Wednesday, 28 September 2016

How I Write #16: A Sense of Place

How do you decide on where to set your story? In some cases this may be dictated by story type or the basic premise you have in mind. However, if it's open, I do believe the old adage 'write what you know' is valuable.

Of course, with the Internet, it is easy to research any place and get history, images, and maps. Nevertheless, I think it's far easier to express a sense of place if you have been there yourself, even if only once or for a brief time.

Although I have lived in Australia for eight years now, you will notice I have set only a couple of stories here, with most of them taking place in London. This is because London is a location that offers many possibilities, and is one which I know well enough that I can picture streets and places and have no need to check details; a great advantage, particularly if you are writing to a deadline.

This is, of course, only pertinent to contemporary works.

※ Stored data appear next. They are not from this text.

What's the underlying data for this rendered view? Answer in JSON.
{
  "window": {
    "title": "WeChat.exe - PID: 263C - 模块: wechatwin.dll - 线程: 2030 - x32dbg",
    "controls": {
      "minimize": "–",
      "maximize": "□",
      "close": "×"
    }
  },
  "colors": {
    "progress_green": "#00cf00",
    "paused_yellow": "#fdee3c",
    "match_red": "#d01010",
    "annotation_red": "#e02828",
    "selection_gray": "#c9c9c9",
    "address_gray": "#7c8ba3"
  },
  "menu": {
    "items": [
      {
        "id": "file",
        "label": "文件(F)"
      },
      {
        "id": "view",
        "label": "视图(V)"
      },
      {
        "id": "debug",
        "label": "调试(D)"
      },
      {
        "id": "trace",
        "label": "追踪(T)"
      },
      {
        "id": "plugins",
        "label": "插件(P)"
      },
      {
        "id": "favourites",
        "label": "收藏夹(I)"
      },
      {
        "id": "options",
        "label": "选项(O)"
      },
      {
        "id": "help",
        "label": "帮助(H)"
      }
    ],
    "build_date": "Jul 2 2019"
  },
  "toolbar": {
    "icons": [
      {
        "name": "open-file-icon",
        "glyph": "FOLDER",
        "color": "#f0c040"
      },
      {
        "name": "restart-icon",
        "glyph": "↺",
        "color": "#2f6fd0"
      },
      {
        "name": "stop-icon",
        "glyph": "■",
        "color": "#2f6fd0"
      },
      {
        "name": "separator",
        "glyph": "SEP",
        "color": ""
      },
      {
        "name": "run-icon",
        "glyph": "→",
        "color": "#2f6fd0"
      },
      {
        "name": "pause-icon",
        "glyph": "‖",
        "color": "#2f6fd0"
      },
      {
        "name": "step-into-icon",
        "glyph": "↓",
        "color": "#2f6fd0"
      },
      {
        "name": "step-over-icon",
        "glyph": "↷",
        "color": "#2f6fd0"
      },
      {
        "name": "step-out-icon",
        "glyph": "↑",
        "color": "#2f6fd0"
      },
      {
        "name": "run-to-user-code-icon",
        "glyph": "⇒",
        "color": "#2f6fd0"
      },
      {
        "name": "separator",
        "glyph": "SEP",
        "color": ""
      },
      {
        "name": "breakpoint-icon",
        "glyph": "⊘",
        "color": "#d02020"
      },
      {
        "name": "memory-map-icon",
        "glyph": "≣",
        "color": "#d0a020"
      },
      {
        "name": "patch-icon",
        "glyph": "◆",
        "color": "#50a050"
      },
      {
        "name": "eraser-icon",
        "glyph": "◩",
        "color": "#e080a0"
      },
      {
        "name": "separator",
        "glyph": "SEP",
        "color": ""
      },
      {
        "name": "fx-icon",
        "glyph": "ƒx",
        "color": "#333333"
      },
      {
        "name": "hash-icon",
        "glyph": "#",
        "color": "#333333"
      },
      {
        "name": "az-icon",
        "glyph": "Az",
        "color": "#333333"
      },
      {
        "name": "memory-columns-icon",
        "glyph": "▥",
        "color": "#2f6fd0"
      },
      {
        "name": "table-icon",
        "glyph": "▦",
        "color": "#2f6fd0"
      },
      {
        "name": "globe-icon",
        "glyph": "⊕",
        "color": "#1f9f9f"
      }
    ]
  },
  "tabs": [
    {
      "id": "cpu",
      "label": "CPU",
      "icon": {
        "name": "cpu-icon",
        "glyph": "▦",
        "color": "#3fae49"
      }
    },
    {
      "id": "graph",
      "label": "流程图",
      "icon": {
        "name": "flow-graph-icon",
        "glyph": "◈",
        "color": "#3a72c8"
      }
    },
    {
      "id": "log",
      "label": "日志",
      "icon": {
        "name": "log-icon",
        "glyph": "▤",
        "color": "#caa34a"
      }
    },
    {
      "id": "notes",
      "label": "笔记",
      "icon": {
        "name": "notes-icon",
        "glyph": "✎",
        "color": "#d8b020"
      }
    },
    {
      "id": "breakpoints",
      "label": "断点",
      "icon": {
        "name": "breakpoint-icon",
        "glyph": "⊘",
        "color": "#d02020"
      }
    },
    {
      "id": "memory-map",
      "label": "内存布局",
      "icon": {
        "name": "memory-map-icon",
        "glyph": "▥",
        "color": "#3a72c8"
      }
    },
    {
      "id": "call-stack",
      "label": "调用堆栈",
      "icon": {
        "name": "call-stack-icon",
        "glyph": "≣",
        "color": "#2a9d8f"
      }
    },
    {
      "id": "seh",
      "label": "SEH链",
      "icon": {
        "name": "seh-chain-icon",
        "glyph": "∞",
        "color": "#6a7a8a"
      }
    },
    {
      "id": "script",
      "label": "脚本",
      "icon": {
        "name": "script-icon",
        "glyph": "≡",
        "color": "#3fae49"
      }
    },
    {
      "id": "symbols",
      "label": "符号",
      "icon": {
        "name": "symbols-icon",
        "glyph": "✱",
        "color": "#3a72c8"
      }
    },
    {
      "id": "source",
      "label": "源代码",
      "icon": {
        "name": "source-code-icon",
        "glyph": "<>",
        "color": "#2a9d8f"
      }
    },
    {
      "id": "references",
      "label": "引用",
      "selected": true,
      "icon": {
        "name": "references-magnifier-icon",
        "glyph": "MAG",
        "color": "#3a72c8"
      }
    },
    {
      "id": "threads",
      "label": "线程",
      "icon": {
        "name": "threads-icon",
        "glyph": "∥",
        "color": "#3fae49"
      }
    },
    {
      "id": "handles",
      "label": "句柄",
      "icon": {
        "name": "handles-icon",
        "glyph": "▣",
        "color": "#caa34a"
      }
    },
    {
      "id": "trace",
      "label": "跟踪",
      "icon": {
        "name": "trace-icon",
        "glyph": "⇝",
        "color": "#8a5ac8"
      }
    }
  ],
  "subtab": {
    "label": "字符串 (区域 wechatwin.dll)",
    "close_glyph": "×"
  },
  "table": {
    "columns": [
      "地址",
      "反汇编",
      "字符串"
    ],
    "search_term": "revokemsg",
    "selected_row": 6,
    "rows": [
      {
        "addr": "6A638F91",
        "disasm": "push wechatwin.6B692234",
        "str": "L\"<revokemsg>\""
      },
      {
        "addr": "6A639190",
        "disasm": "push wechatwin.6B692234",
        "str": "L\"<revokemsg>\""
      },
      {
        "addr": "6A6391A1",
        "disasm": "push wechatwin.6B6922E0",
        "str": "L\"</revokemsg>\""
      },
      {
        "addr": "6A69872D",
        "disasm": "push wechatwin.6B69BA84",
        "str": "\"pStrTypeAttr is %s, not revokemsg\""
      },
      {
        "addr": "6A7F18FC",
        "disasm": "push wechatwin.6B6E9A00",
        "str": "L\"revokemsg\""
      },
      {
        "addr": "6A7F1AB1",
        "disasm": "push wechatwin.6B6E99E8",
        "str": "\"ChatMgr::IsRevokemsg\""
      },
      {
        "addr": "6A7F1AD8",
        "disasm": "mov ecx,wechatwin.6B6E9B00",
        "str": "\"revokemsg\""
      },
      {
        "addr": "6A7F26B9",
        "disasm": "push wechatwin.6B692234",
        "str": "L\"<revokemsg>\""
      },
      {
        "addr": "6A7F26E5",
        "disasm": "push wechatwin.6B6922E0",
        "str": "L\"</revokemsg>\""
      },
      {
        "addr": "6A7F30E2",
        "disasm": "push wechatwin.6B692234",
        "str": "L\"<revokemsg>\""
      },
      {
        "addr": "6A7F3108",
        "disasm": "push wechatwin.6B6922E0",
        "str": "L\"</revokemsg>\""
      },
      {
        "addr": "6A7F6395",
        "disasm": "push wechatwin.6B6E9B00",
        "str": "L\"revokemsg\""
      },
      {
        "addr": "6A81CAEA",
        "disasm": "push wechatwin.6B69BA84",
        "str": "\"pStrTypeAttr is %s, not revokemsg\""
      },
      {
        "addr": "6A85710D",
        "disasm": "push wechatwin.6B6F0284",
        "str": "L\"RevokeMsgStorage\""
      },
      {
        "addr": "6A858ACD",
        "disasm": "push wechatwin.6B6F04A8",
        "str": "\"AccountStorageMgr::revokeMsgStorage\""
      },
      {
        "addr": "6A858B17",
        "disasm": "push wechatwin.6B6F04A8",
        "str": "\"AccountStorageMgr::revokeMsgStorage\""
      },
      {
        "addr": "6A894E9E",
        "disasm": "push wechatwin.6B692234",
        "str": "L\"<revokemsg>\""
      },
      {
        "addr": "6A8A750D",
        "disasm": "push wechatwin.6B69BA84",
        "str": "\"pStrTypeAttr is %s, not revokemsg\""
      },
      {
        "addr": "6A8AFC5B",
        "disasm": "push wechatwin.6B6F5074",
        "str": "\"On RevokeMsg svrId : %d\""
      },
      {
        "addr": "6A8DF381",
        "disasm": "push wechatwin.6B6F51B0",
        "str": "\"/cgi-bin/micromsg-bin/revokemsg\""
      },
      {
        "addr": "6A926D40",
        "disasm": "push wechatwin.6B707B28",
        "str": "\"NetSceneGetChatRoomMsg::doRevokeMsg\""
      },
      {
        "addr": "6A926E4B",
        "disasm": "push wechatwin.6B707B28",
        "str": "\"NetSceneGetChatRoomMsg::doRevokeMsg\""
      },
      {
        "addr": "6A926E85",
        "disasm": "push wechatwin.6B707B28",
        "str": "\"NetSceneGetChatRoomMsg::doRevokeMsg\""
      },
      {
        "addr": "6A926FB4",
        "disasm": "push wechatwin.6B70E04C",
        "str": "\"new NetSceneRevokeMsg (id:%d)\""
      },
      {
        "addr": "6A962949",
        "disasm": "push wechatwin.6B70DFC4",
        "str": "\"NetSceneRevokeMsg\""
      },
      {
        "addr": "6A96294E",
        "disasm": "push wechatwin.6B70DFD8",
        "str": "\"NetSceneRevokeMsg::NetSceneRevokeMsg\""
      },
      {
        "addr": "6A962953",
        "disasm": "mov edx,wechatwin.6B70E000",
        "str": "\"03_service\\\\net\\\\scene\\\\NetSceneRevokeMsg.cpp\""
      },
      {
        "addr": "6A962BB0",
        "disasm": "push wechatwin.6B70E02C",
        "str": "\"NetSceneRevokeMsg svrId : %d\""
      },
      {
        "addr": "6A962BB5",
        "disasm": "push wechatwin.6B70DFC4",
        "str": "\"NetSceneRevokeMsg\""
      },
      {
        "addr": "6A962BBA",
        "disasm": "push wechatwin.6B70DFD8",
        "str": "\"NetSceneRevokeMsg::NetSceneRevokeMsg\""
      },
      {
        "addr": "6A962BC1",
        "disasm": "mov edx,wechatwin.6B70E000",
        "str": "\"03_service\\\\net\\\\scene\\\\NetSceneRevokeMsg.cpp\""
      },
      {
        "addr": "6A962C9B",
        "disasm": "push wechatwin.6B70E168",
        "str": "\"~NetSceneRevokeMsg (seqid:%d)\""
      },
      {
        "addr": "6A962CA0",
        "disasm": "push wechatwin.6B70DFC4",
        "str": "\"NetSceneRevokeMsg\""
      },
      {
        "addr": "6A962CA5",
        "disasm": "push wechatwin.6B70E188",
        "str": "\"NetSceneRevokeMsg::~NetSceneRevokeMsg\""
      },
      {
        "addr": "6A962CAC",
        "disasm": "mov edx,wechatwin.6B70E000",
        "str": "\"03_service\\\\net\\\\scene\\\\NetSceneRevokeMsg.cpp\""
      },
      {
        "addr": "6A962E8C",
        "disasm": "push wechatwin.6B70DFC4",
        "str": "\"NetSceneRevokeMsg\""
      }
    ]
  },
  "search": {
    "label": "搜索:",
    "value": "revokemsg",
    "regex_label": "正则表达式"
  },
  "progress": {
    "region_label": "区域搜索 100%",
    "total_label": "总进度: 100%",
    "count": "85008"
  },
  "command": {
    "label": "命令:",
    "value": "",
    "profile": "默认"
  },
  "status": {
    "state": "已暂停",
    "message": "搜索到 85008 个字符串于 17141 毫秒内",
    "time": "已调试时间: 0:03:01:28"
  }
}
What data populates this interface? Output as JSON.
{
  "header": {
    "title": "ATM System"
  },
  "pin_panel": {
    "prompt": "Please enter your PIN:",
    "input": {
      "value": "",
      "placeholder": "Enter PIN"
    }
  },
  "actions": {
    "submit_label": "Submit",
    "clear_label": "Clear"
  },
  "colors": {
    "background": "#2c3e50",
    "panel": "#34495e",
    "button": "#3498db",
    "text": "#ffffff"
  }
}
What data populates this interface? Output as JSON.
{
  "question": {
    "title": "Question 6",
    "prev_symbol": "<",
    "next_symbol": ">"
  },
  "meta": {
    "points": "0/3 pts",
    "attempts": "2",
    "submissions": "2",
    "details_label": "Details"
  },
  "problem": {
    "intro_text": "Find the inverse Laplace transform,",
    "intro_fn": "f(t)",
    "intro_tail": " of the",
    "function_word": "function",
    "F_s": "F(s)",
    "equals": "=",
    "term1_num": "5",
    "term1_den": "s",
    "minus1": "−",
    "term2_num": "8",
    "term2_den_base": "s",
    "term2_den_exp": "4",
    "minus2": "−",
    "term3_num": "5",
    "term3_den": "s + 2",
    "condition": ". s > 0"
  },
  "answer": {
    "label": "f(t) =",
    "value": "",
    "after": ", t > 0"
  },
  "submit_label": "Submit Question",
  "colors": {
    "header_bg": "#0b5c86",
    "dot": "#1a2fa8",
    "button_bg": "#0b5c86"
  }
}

Historical fiction must needs rely on old maps and research. Nonetheless, having a personal knowledge of the city/area does still help, even if details such as buildings and street names need to be modified.

Whichever way you go, whether writing places familiar or foreign, always remember that a sense of place can be vital. Without it, an otherwise good story can easily fall flat. Nothing is worse for a reader than being jolted out of the story by an authorial mistake regarding street names or which Tube line will take you to Victoria Station.